Study: More MR brain tumor/rad necrosis differentiation research required
Although MR spectroscopy is used to distinguish recurrent tumor and radiation injury in patients previously treated with radiation for brain neoplasm, A review in the September issue of the American Journal of Neuroradiology suggests that further studies need to be done to determine whether that technique alone—or combined with radiologic methods—can obtain the highest sensitivity, specificity and accuracy.

Differentiating between a recurrent tumor or a progressive tumor from radiation injury after radiation therapy is a radiologic dilemma, regardless of the imaging technique used, wrote Pia Maly Sundgren, MD, PhD, of the division of neuroradiology, department of radiology at University of Michigan Health Systems in Ann Arbor, Mich., in her review article.

According to Sundgren, most of the brain neoplasms have been subject to radiation or chemotherapy and many of the tumors do not have specific imaging characteristics that enable neuroradiologists to distinguish between tumor recurrence and injury from radiation treatments or chemotherapy.

The clinical course most often taken, wrote Sundgren, is a brain biopsy or imaging over a lengthy follow-up interval--in order to distinguish between the tumor recurrence and radiation injury—and not the initial imaging itself.

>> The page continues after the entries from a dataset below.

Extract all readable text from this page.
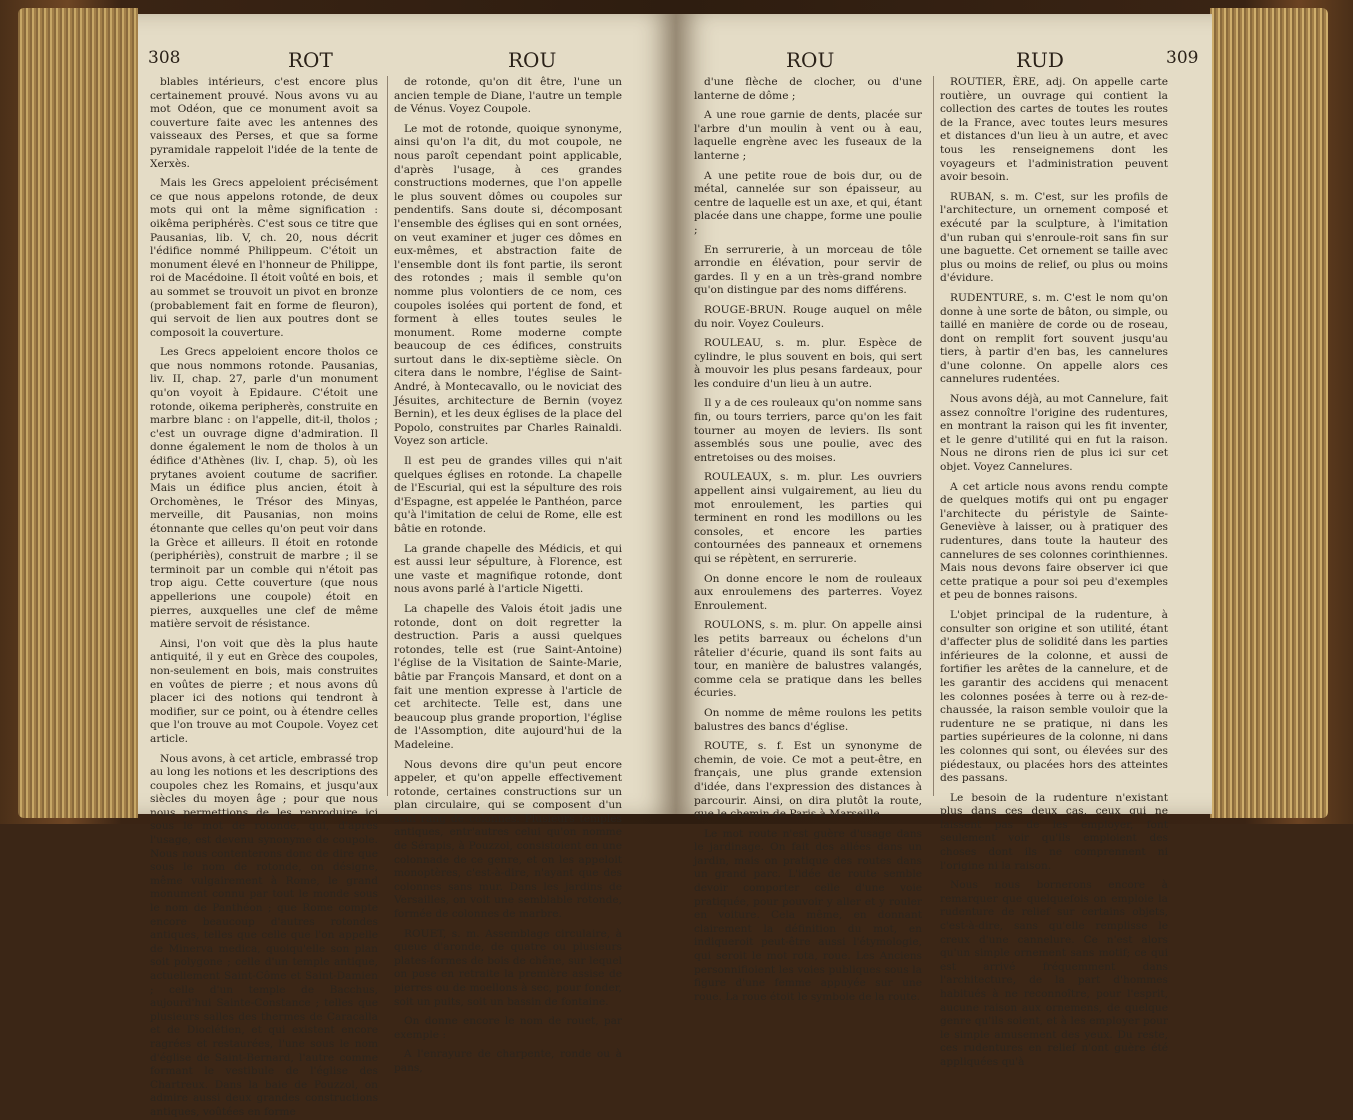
308	ROT	ROU

blables intérieurs, c'est encore plus certainement prouvé. Nous avons vu au mot Odéon, que ce monument avoit sa couverture faite avec les antennes des vaisseaux des Perses, et que sa forme pyramidale rappeloit l'idée de la tente de Xerxès.

Mais les Grecs appeloient précisément ce que nous appelons rotonde, de deux mots qui ont la même signification : oikêma periphérès. C'est sous ce titre que Pausanias, lib. V, ch. 20, nous décrit l'édifice nommé Philippeum. C'étoit un monument élevé en l'honneur de Philippe, roi de Macédoine. Il étoit voûté en bois, et au sommet se trouvoit un pivot en bronze (probablement fait en forme de fleuron), qui servoit de lien aux poutres dont se composoit la couverture.

Les Grecs appeloient encore tholos ce que nous nommons rotonde. Pausanias, liv. II, chap. 27, parle d'un monument qu'on voyoit à Epidaure. C'étoit une rotonde, oikema peripherès, construite en marbre blanc : on l'appelle, dit-il, tholos ; c'est un ouvrage digne d'admiration. Il donne également le nom de tholos à un édifice d'Athènes (liv. I, chap. 5), où les prytanes avoient coutume de sacrifier. Mais un édifice plus ancien, étoit à Orchomènes, le Trésor des Minyas, merveille, dit Pausanias, non moins étonnante que celles qu'on peut voir dans la Grèce et ailleurs. Il étoit en rotonde (periphériès), construit de marbre ; il se terminoit par un comble qui n'étoit pas trop aigu. Cette couverture (que nous appellerions une coupole) étoit en pierres, auxquelles une clef de même matière servoit de résistance.

Ainsi, l'on voit que dès la plus haute antiquité, il y eut en Grèce des coupoles, non-seulement en bois, mais construites en voûtes de pierre ; et nous avons dû placer ici des notions qui tendront à modifier, sur ce point, ou à étendre celles que l'on trouve au mot Coupole. Voyez cet article.

Nous avons, à cet article, embrassé trop au long les notions et les descriptions des coupoles chez les Romains, et jusqu'aux siècles du moyen âge ; pour que nous nous permettions de les reproduire ici sous le mot de rotonde, qui, d'après l'usage, est devenu synonyme de coupole. Nous nous contenterons donc de dire que sous le nom de rotonde, on désigne, même vulgairement à Rome, le grand monument connu par tout le monde sous le nom de Panthéon ; que Rome compte encore beaucoup d'autres rotondes antiques, telles que celle que l'on appelle de Minerva medica, quoiqu'elle son plan soit polygone ; celle d'un temple antique, actuellement Saint-Côme et Saint-Damien ; celle d'un temple de Bacchus, aujourd'hui Sainte-Constance ; telles que plusieurs salles des thermes de Caracalla et de Dioclétien, et qui existent encore ragrées et restaurées, l'une sous le nom d'église de Saint-Bernard, l'autre comme formant le vestibule de l'église des Chartreux. Dans la baie de Pouzzol, on admire aussi deux grandes constructions antiques, voûtées en forme

de rotonde, qu'on dit être, l'une un ancien temple de Diane, l'autre un temple de Vénus. Voyez Coupole.

Le mot de rotonde, quoique synonyme, ainsi qu'on l'a dit, du mot coupole, ne nous paroît cependant point applicable, d'après l'usage, à ces grandes constructions modernes, que l'on appelle le plus souvent dômes ou coupoles sur pendentifs. Sans doute si, décomposant l'ensemble des églises qui en sont ornées, on veut examiner et juger ces dômes en eux-mêmes, et abstraction faite de l'ensemble dont ils font partie, ils seront des rotondes ; mais il semble qu'on nomme plus volontiers de ce nom, ces coupoles isolées qui portent de fond, et forment à elles toutes seules le monument. Rome moderne compte beaucoup de ces édifices, construits surtout dans le dix-septième siècle. On citera dans le nombre, l'église de Saint-André, à Montecavallo, ou le noviciat des Jésuites, architecture de Bernin (voyez Bernin), et les deux églises de la place del Popolo, construites par Charles Rainaldi. Voyez son article.

Il est peu de grandes villes qui n'ait quelques églises en rotonde. La chapelle de l'Escurial, qui est la sépulture des rois d'Espagne, est appelée le Panthéon, parce qu'à l'imitation de celui de Rome, elle est bâtie en rotonde.

La grande chapelle des Médicis, et qui est aussi leur sépulture, à Florence, est une vaste et magnifique rotonde, dont nous avons parlé à l'article Nigetti.

La chapelle des Valois étoit jadis une rotonde, dont on doit regretter la destruction. Paris a aussi quelques rotondes, telle est (rue Saint-Antoine) l'église de la Visitation de Sainte-Marie, bâtie par François Mansard, et dont on a fait une mention expresse à l'article de cet architecte. Telle est, dans une beaucoup plus grande proportion, l'église de l'Assomption, dite aujourd'hui de la Madeleine.

Nous devons dire qu'un peut encore appeler, et qu'on appelle effectivement rotonde, certaines constructions sur un plan circulaire, qui se composent d'un seul rang de colonnes. Plusieurs temples antiques, entr'autres celui qu'on nomme de Sérapis, à Pouzzol, consistoient en une colonnade de ce genre, et on les appeloit monoptères, c'est-à-dire, n'ayant que des colonnes sans mur. Dans les jardins de Versailles, on voit une semblable rotonde, formée de colonnes de marbre.

ROUET, s. m. Assemblage circulaire, à queue d'aronde, de quatre ou plusieurs plates-formes de bois de chêne, sur lequel on pose en retraite la première assise de pierres ou de moellons à sec, pour fonder, soit un puits, soit un bassin de fontaine.

On donne encore le nom de rouet, par exemple :

A l'enrayure de charpente, ronde ou à pans,

ROU	RUD	309

d'une flèche de clocher, ou d'une lanterne de dôme ;

A une roue garnie de dents, placée sur l'arbre d'un moulin à vent ou à eau, laquelle engrène avec les fuseaux de la lanterne ;

A une petite roue de bois dur, ou de métal, cannelée sur son épaisseur, au centre de laquelle est un axe, et qui, étant placée dans une chappe, forme une poulie ;

En serrurerie, à un morceau de tôle arrondie en élévation, pour servir de gardes. Il y en a un très-grand nombre qu'on distingue par des noms différens.

ROUGE-BRUN. Rouge auquel on mêle du noir. Voyez Couleurs.

ROULEAU, s. m. plur. Espèce de cylindre, le plus souvent en bois, qui sert à mouvoir les plus pesans fardeaux, pour les conduire d'un lieu à un autre.

Il y a de ces rouleaux qu'on nomme sans fin, ou tours terriers, parce qu'on les fait tourner au moyen de leviers. Ils sont assemblés sous une poulie, avec des entretoises ou des moises.

ROULEAUX, s. m. plur. Les ouvriers appellent ainsi vulgairement, au lieu du mot enroulement, les parties qui terminent en rond les modillons ou les consoles, et encore les parties contournées des panneaux et ornemens qui se répètent, en serrurerie.

On donne encore le nom de rouleaux aux enroulemens des parterres. Voyez Enroulement.

ROULONS, s. m. plur. On appelle ainsi les petits barreaux ou échelons d'un râtelier d'écurie, quand ils sont faits au tour, en manière de balustres valangés, comme cela se pratique dans les belles écuries.

On nomme de même roulons les petits balustres des bancs d'église.

ROUTE, s. f. Est un synonyme de chemin, de voie. Ce mot a peut-être, en français, une plus grande extension d'idée, dans l'expression des distances à parcourir. Ainsi, on dira plutôt la route, que le chemin de Paris à Marseille.

Le mot route n'est guère d'usage dans le jardinage. On fait des allées dans un jardin, mais on pratique des routes dans un grand parc. L'idée de route semble devoir comporter celle d'une voie pratiquée, pour pouvoir y aller et y rouler en voiture. Cela même, en donnant clairement la définition du mot, en indiqueroit peut-être aussi l'étymologie, qui seroit le mot rota, roue. Les Anciens personnifioient les voies publiques sous la figure d'une femme appuyée sur une roue. La roue étoit le symbole de la route.

ROUTIER, ÈRE, adj. On appelle carte routière, un ouvrage qui contient la collection des cartes de toutes les routes de la France, avec toutes leurs mesures et distances d'un lieu à un autre, et avec tous les renseignemens dont les voyageurs et l'administration peuvent avoir besoin.

RUBAN, s. m. C'est, sur les profils de l'architecture, un ornement composé et exécuté par la sculpture, à l'imitation d'un ruban qui s'enroule-roit sans fin sur une baguette. Cet ornement se taille avec plus ou moins de relief, ou plus ou moins d'évidure.

RUDENTURE, s. m. C'est le nom qu'on donne à une sorte de bâton, ou simple, ou taillé en manière de corde ou de roseau, dont on remplit fort souvent jusqu'au tiers, à partir d'en bas, les cannelures d'une colonne. On appelle alors ces cannelures rudentées.

Nous avons déjà, au mot Cannelure, fait assez connoître l'origine des rudentures, en montrant la raison qui les fit inventer, et le genre d'utilité qui en fut la raison. Nous ne dirons rien de plus ici sur cet objet. Voyez Cannelures.

A cet article nous avons rendu compte de quelques motifs qui ont pu engager l'architecte du péristyle de Sainte-Geneviève à laisser, ou à pratiquer des rudentures, dans toute la hauteur des cannelures de ses colonnes corinthiennes. Mais nous devons faire observer ici que cette pratique a pour soi peu d'exemples et peu de bonnes raisons.

L'objet principal de la rudenture, à consulter son origine et son utilité, étant d'affecter plus de solidité dans les parties inférieures de la colonne, et aussi de fortifier les arêtes de la cannelure, et de les garantir des accidens qui menacent les colonnes posées à terre ou à rez-de-chaussée, la raison semble vouloir que la rudenture ne se pratique, ni dans les parties supérieures de la colonne, ni dans les colonnes qui sont, ou élevées sur des piédestaux, ou placées hors des atteintes des passans.

Le besoin de la rudenture n'existant plus dans ces deux cas, ceux qui ne laissent pas de les employer, font seulement voir qu'ils emploient des choses dont ils ne comprennent ni l'origine ni la raison.

Nous nous bornerons encore à remarquer que quelquefois on emploie la rudenture de relief sur certains objets, c'est-à-dire, sans qu'elle remplisse le creux d'une cannelure. Ce n'est alors qu'un simple ornement sans motif; ce qui est arrivé fréquemment dans l'architecture, de la part d'hommes habitués à ne reconnoître, pour l'esprit, aucune raison aux ornemens, de quelque genre qu'ils soient, et à les employer pour le simple amusement des yeux. Du reste, ces rudentures en relief n'ont guère été appliquées qu'à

And considering the risks involved with radiation therapy—Sundgren pointed to data that suggests that progressive dementia occurs in approximately 20–50 percent of patients with brain tumor who are long-term survivors after treatment with large-field partial- or whole-brain irradiation—a "noninvasive tool that could differentiate these entities when a new enhancing lesion is first identified would be invaluable.”

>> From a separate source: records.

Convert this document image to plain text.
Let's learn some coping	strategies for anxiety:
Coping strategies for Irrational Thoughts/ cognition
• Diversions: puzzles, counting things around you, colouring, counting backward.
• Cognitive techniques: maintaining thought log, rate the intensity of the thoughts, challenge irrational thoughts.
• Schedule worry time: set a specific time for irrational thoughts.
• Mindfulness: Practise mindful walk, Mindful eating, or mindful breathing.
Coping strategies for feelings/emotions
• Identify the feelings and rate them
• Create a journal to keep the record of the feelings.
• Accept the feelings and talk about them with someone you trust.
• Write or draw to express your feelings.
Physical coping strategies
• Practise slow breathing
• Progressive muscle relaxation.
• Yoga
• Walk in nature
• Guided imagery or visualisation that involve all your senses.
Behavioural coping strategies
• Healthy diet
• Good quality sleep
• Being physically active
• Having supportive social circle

In her article, Sundgren reviewed the utility of MR spectroscopy in distinguishing between recurrent tumor and radiation necrosis or injury. According to Sundgren, a major problem when reviewing the literature and comparing spectroscopy data are the various ways of calculating metabolite ratios. Different methods have been used, she wrote, but there is no consensus on which type of differently calculated ratios are best able to differentiate between recurrent tumor and radiation injury.

However these ratios are calculated, a drawback in most of the studies in this area, said Sundgren, is a limited correlation with histopathology. One study that she reviewed with correlating histopathology showed that MR spectroscopy is a “helpful” tool in differentiating pure necrosis from normal tumor and from pure tumor, but that it has difficulty differentiating when a specimen is a mixture of recurrent tumor and radiation necrosis.

Although ratio cutoffs could help define the capability of MR spectroscopy to detect statistically significant differences between patients with recurrent tumor and those with radiation injury, Sundgren wrote that “a more clinically applicable measure of the utility of a test, in this case MR spectroscopy, is needed.”

Sophisticated prediction models and larger multicenter studies validating these models, as well as larger prospective studies using methods such as 3D MR spectroscopy are needed to “reach a consensus about the true value of MR spectroscopy as a method of differentiating recurrent tumor from radiation injury,” Sundgren wrote. “Future investigations should be focused on trying to determine if MR spectroscopy alone can be the tool that is needed or if the technique should be used only in combination with other radiologic methods.”